An allegation that cut-price bread was being "dumped" on the Isle of Man was discussed last week at the House of Keys, the lower house in the island’s Parliament. "Dumping" is a form of predatory pricing, where products are sold at very low prices, with the aim of driving competitors out of the market.

The complaint was made by Jim Duncan, MD of the island’s major plant bakery Ramsey Bakery. He told British Baker: "I made a complaint about a month ago that imported own-label 800g white loaves were being sold for 55p by one of the retailers on the island. That price can’t possibly carry any margin - the freight alone on a loaf of that size costs 20p."

Last week, the House of Keys heard that cheap imports could jeopardise the jobs of 14 milling wheat growers in the Island, the eight employees at the state-owned Laxey Glen Mills and some 100 employed at the island’s bakeries, particularly Ramsey Bakery. Laxey Glen Mill supplies 85% of its output to Ramsey bakery and all its wheat is grown on the island.
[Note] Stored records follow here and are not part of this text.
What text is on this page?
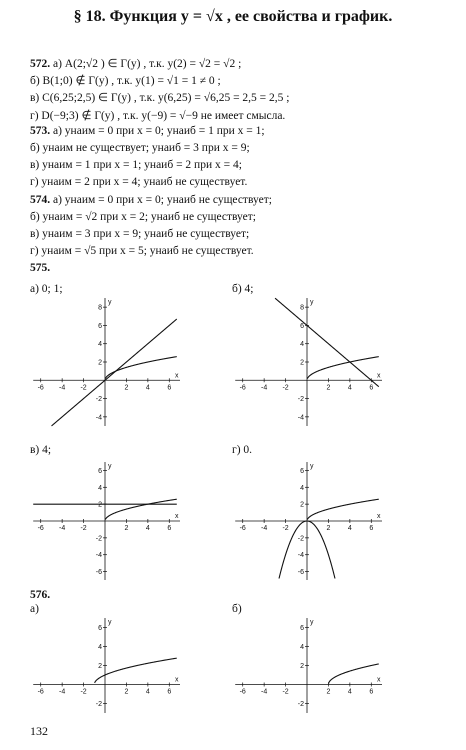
§ 18. Функция y = √x , ее свойства и график.
572. а) A(2;√2 ) ∈ Г(у) , т.к. y(2) = √2 = √2 ;
б) B(1;0) ∉ Г(у) , т.к. y(1) = √1 = 1 ≠ 0 ;
в) C(6,25;2,5) ∈ Г(у) , т.к. y(6,25) = √6,25 = 2,5 = 2,5 ;
г) D(−9;3) ∉ Г(у) , т.к. y(−9) = √−9 не имеет смысла.
573. а) yнаим = 0 при x = 0; yнаиб = 1 при x = 1;
б) yнаим не существует; yнаиб = 3 при x = 9;
в) yнаим = 1 при x = 1; yнаиб = 2 при x = 4;
г) yнаим = 2 при x = 4; yнаиб не существует.
574. а) yнаим = 0 при x = 0; yнаиб не существует;
б) yнаим = √2 при x = 2; yнаиб не существует;
в) yнаим = 3 при x = 9; yнаиб не существует;
г) yнаим = √5 при x = 5; yнаиб не существует.
575.
а) 0; 1;	б) 4;
в) 4;	г) 0.
576.
а)	б)
x
y
-6 -4 -2	2	4	6
-4
-2
2
4
6
8
x
y
-6 -4 -2	2	4	6
-4
-2
2
4
6
8
x
y
-6 -4 -2	2	4	6
-6
-4
-2
2
4
6
x
y
-6 -4 -2	2	4	6
-6
-4
-2
2
4
6
x
y
-6 -4 -2	2	4	6
-2
2
4
6
x
y
-6 -4 -2	2	4	6
-2
2
4
6
132
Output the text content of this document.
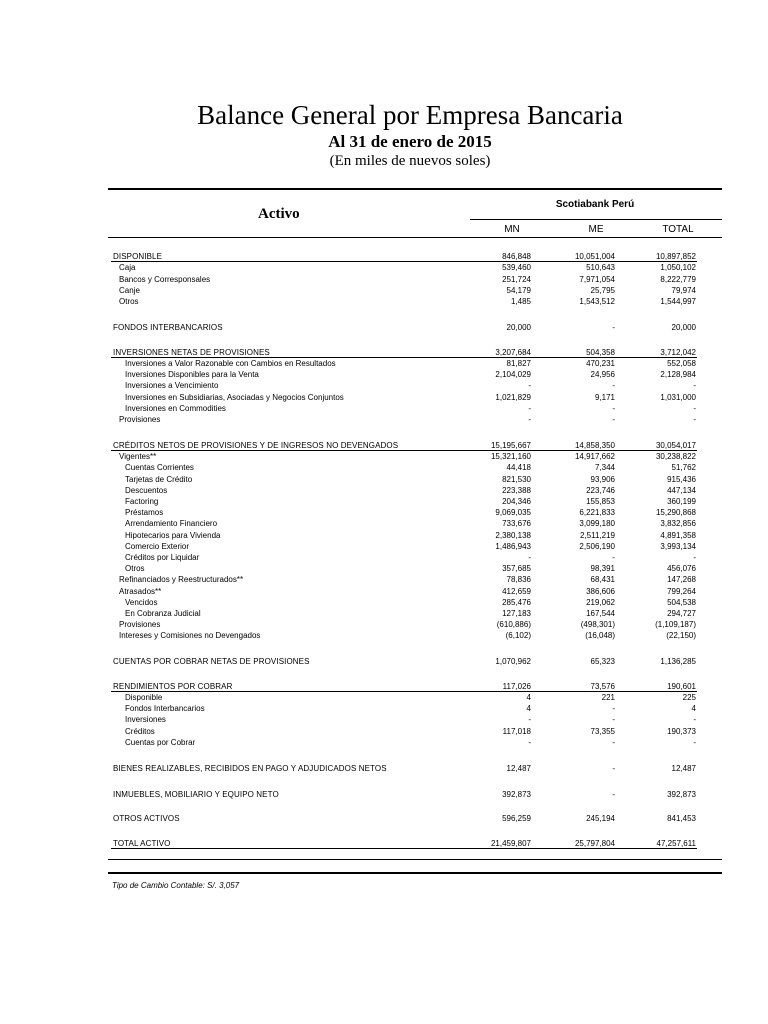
Balance General por Empresa Bancaria
Al 31 de enero de 2015

(En miles de nuevos soles)

Activo
Scotiabank Perú
MN	ME	TOTAL
DISPONIBLE	846,848	10,051,004	10,897,852
Caja	539,460	510,643	1,050,102
Bancos y Corresponsales	251,724	7,971,054	8,222,779
Canje	54,179	25,795	79,974
Otros	1,485	1,543,512	1,544,997
FONDOS INTERBANCARIOS	20,000	-	20,000
INVERSIONES NETAS DE PROVISIONES	3,207,684	504,358	3,712,042
Inversiones a Valor Razonable con Cambios en Resultados	81,827	470,231	552,058
Inversiones Disponibles para la Venta	2,104,029	24,956	2,128,984
Inversiones a Vencimiento	-	-	-
Inversiones en Subsidiarias, Asociadas y Negocios Conjuntos	1,021,829	9,171	1,031,000
Inversiones en Commodities	-	-	-
Provisiones	-	-	-
CRÉDITOS NETOS DE PROVISIONES Y DE INGRESOS NO DEVENGADOS	15,195,667	14,858,350	30,054,017
Vigentes**	15,321,160	14,917,662	30,238,822
Cuentas Corrientes	44,418	7,344	51,762
Tarjetas de Crédito	821,530	93,906	915,436
Descuentos	223,388	223,746	447,134
Factoring	204,346	155,853	360,199
Préstamos	9,069,035	6,221,833	15,290,868
Arrendamiento Financiero	733,676	3,099,180	3,832,856
Hipotecarios para Vivienda	2,380,138	2,511,219	4,891,358
Comercio Exterior	1,486,943	2,506,190	3,993,134
Créditos por Liquidar	-	-	-
Otros	357,685	98,391	456,076
Refinanciados y Reestructurados**	78,836	68,431	147,268
Atrasados**	412,659	386,606	799,264
Vencidos	285,476	219,062	504,538
En Cobranza Judicial	127,183	167,544	294,727
Provisiones	(610,886)	(498,301)	(1,109,187)
Intereses y Comisiones no Devengados	(6,102)	(16,048)	(22,150)
CUENTAS POR COBRAR NETAS DE PROVISIONES	1,070,962	65,323	1,136,285
RENDIMIENTOS POR COBRAR	117,026	73,576	190,601
Disponible	4	221	225
Fondos Interbancarios	4	-	4
Inversiones	-	-	-
Créditos	117,018	73,355	190,373
Cuentas por Cobrar	-	-	-
BIENES REALIZABLES, RECIBIDOS EN PAGO Y ADJUDICADOS NETOS	12,487	-	12,487
INMUEBLES, MOBILIARIO Y EQUIPO NETO	392,873	-	392,873
OTROS ACTIVOS	596,259	245,194	841,453
TOTAL ACTIVO	21,459,807	25,797,804	47,257,611
Tipo de Cambio Contable: S/. 3,057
Agriculture Minister Phil Gawne told the House of the Keys that his department took "very seriously" concerns that a flood of very cheap imports was threatening the island’s homegrown industry. The island’s Office of Fair Trading said in a statement that it "has asked for initial enquiries to be made to gather basic facts so that it can determine whether there is any substance to the allegation before deciding if action is merited."

Colin Brown, chairman of Laxey Glen Mill told British Baker: "It’s full of tension here as we are quite proud of the fact that we are completely self-sufficient in terms of bread production."